Like its mammalian namesake, the buffalo gnat includes a hunched back and stocky build. The small insect, also known as black fly (Simuliidae), uses its scissorlike mouth parts to cut the skin and suck a blood meal. Although black bows’ pesky cousins, mosquitoes, often bite at dusk, black bows feed throughout the day, making it hard to function at a garden and enjoy other outdoor activities. Black flies breed in running water, such as streams and creeks, where their larvae grow. This preference, along with the adults’ ability to fly a few miles away from their breeding habitat, makes control of this pest difficult. Keep black flies from biting pest repellents and protective clothing.
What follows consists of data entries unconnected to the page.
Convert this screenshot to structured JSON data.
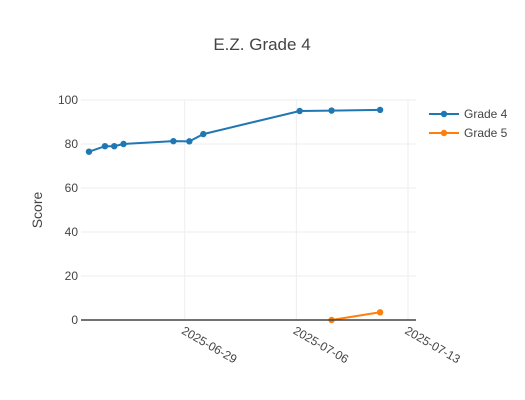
{
  "chart_data": {
    "type": "line",
    "title": "E.Z. Grade 4",
    "xlabel": "",
    "ylabel": "Score",
    "x_type": "date",
    "xlim": [
      "2025-06-22T12:00",
      "2025-07-13T12:00"
    ],
    "ylim": [
      0,
      100
    ],
    "yticks": [
      0,
      20,
      40,
      60,
      80,
      100
    ],
    "xticks": [
      "2025-06-29",
      "2025-07-06",
      "2025-07-13"
    ],
    "grid": true,
    "legend_position": "top-right",
    "series": [
      {
        "name": "Grade 4",
        "color": "#1f77b4",
        "points": [
          [
            "2025-06-23",
            76.5
          ],
          [
            "2025-06-24",
            79
          ],
          [
            "2025-06-24T14:00",
            79
          ],
          [
            "2025-06-25T04:00",
            80
          ],
          [
            "2025-06-28T07:00",
            81.3
          ],
          [
            "2025-06-29T07:00",
            81.2
          ],
          [
            "2025-06-30T04:00",
            84.5
          ],
          [
            "2025-07-06T05:00",
            95
          ],
          [
            "2025-07-08T05:00",
            95.2
          ],
          [
            "2025-07-11T06:00",
            95.5
          ]
        ]
      },
      {
        "name": "Grade 5",
        "color": "#ff7f0e",
        "points": [
          [
            "2025-07-08T05:00",
            0
          ],
          [
            "2025-07-11T06:00",
            3.5
          ]
        ]
      }
    ]
  }
}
Insect repellents containing the active ingredient DEET (N,N-diethyl-meta-toluamide) are effective at preventing black fly bites. Concentrations of DEET vary by product, with higher concentrations supplying repellent properties for extended periods. A 5-percent solution provides about 90 minutes of protection. Concentrations above 30 percent can lead to skin and eye reactions. The U.S. Environmental Protection Agency signals no hazards to human health exist with the appropriate use of DEET. Avoid applying DEET-based repellents on injured skin. Even though the products are usually safe for children, avoid accidental ingestion by not applying them to their fingers or near their mouth or eyes. Just like all pest repellents, wash off DEET products thoroughly before eating and when returning indoors.
Introduced in the USA in 2005, pest repellents containing a pepper derivative known as picaridin tend to be as effective as DEET-based repellents in preventing black fly bites. Picaridin is a relatively new repellent and may be more appealing to use than DEET because it is odorless, non-greasy, non-damaging to plastic and other synthetic substances and doesn’t seem to have the skin-irritation possibility of DEET. Picaridin remains effective for four to eight hours.
Oil of Lemon Eucalyptus Repellents
Repellents using the active ingredient oil of lemon eucalyptus will help discourage black bows but for a shorter time than the usual DEET-based repellent. The oil is derived from your lemon-scented gum eucalyptus tree (Eucalyptus citriodora Hook) and chemically processed to p-menthane-3,8-diol, abbreviated PMD. PMD is not safe for children under the age of 3 decades. Avoid contact of this oil with eyes because it is an irritant.
Registered for use in the USA in 1999, IR3535 (ethyl butyl acetyl aminoproprionate) is somewhat helpful in deterring black flies. Insect repellent formulas that are 10 to 30 percent IR3535 are usually effective against biting insects, such as black flies. The compound IR3535 is a known eye irritant and can dissolve plastics, but it also poses several health hazards.
If you want to avoid using chemical repellents, then wearing appropriate clothing and preventing peak pest activity will keep black flies from biting you. Wear light-colored clothing because black flies are attracted to dark colours. Tuck your long pants into your socks, wear a suede shirt along with a hat when working in your lawn. Black flies are most abundant in late spring and early summer, and they are inclined to bite most frequently on overcast, humid days with little wind.